Aufgeteilt in Expertengruppen (der einzelnen Nationen) erarbeiten die Schüler*innen mithilfe von Rollenkarten und vorgeschlagenem Kartenmaterial die Ziele ihrer Rolle und worauf sie bei den Forderungen der Nationen achten müssen.
Bei der Durchführung der Verhandlungen müssen sie dabei - ggfs. mit differenzierenden Leitfragen - die zentralen Beschlüsse der Konferenzen erarbeiten.
Abschließend vergleichen sie ihre Lösungen mit den Beschlüssen der Konferenzen (nicht im Material) und ein Tafelbild (im Material enthalten) kann zur Sicherung dienen. Darüber hinaus werden den Schüler*innen Videolinks angeboten, auf denen sie sich weiter informieren können.

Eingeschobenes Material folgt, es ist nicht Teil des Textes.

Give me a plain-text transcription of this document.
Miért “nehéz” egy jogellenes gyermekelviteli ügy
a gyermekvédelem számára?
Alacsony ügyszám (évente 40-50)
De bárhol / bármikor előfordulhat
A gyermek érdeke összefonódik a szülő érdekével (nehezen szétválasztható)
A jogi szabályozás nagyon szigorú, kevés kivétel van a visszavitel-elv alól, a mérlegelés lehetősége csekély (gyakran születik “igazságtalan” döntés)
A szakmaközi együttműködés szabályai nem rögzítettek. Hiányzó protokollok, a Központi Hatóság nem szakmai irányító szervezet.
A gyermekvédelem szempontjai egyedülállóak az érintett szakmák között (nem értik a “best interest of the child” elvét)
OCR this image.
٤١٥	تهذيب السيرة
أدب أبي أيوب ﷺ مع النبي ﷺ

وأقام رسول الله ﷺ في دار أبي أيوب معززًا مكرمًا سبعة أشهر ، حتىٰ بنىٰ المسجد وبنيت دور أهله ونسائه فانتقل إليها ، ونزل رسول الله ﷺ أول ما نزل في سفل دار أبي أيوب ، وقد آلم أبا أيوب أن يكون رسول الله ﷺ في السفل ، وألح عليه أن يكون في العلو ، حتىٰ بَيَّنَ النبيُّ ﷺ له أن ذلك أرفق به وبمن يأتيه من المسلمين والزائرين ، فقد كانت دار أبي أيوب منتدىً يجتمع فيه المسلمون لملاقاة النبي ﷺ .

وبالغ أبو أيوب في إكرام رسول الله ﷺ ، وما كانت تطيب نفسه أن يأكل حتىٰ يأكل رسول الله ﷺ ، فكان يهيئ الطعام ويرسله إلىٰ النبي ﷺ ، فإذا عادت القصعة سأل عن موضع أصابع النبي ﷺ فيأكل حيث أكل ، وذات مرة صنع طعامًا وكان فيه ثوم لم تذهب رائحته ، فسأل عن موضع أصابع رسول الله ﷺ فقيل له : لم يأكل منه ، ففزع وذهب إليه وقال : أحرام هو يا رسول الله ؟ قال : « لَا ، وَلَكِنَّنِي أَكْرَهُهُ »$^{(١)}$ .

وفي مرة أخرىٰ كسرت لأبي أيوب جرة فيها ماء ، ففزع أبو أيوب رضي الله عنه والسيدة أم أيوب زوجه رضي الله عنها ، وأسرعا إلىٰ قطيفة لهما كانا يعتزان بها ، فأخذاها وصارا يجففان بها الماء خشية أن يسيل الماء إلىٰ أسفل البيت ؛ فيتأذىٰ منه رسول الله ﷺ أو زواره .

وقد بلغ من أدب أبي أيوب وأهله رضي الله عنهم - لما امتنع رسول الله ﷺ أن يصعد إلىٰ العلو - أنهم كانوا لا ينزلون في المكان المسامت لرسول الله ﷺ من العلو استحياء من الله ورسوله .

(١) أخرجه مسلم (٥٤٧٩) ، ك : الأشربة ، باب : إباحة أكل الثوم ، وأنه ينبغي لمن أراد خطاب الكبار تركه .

Bewertungen und Kommentare
Leider inhaltlich überhaupt nicht klar - starke Mehrarbeit nötig
Ich dachte durch die verschiedenen Rollen könnten die SuS die Interessen der Allierten erarbeiten und sich "streiten". Allerdings sind die Aspekte, die sie in der Tabelle ausfüllen soll teilweise überhaupt nicht in den Rollenkarten enthalten. Auch sind Aufgaben und Konferenzmaterial nicht kompatibel. Als man am Ende die eigenen Beschlüssen mit den tatsächlichen vergleichen solle (guter und wichtiger Schritt) muss man auch hier die Arbeit selbst machen, denn dazu gibt es kein Material. Was zugegben, auch in der Beschreibung steht, jedoch ist hier keine Entlastung. Wer keine Lust hat, was vorzubereiten, kann den SuS nur sagen "google" halt - unbefriedigend. Auch das Kartenmaterial ist teilweise unübersichtlich. Kurzgesagt: Idee gut, Umsetzung leider mau und intransparent. Hat mich eine Menge Nacharbeit gekostet und war sein Geld nicht wert.